In music, its equivalent is that momentary pause, aptly termed as the Rest. Some musicians even go at length to poetically refer to the spaces between each note as the real connect in all musical compositions.
This value is likewise true in life. We also need silence to rest our minds (though it might not be up there along with water and breathing).
While still limited to lab rats, experiments by scientists have shown that there lies a huge behavioral disparity between mice exposed to noise of any kind (including music) and mice confined in sound-proof cages. Another research reported that neurogenesis, or the formation of nervous tissues, is significantly hastened in the particular area of the brain, the Hippocampus, home of memory and the five senses, when one devotes two hours a day for silence.
Now, I’m not one to argue, as it could all be fake news. Not a scientist or doctor either, but I like to believe there must be some truth in these. For one, silence is conducive for reflection, and that doesn’t mean I’m selling you on the idea of meditation or yoga here. Fun fact: If you happened to drop by any empty place of worship, you’ll note that you can actually “hear” yourself think.
Meanwhile, daily chores, menial or not, for work or for pleasure, all these require directing our energies outward. Activities like sports or even reading, likewise consume energy at varying degrees. Eventually, these tire out both mind and body.
Silence, on the other hand, redirects one’s attention inward, so that, whatever else is “outside” is left by the door. Some may disagree, but noise actually has adverse effects on a person’s well-being, as this is when stress hormones are likely released. This is especially true when unnecessary noise compound worrisome, ergo stressful periods. In many cases even, fear or apprehension of an impending event can be stressful enough.
Back to Desiderata. Silence can relieve stress, and when you pause, and block out the din, the brain is freer to peer inward and review information. Like a lappie in safe-mode, the brain at rest is nonetheless still active, but rid of outside stimulation. This means that it can focus and sort out whatever inputs or stimuli we have received during the course of the day and assess each one.

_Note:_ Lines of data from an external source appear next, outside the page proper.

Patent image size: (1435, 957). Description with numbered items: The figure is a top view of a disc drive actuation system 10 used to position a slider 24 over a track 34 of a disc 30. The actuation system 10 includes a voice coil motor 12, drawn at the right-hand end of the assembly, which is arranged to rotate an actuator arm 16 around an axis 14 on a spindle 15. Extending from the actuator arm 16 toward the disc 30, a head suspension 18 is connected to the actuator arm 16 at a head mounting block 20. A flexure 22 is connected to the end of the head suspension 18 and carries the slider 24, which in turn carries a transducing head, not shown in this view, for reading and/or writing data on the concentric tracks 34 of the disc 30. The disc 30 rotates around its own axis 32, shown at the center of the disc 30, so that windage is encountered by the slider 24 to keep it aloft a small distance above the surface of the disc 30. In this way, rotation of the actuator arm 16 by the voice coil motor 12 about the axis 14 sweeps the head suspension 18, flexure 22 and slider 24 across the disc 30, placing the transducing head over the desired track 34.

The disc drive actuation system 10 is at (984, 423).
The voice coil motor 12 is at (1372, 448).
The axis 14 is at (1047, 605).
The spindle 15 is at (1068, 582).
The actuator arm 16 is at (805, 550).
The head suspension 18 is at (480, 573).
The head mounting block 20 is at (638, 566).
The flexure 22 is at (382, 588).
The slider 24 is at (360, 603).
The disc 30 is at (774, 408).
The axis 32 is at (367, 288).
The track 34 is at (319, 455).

By the way, did you know that some psychologists believe that, as the brain processes all said data, it throws out the excess (as in recycle bin) and recreates a collage of all singular moments, maybe to make some sense of it all? Sweet are dreams of these, and who am I to disagree.
“Inner peace is the key: if you have inner peace, the external problems do not affect your deep sense of peace and tranquility. Without this inner peace, no matter how comfortable your life is materially, you may still be worried, disturbed, or unhappy because of circumstances.” -Dalai Lama
So go placidly Brainiac. I am going to shut the front door now.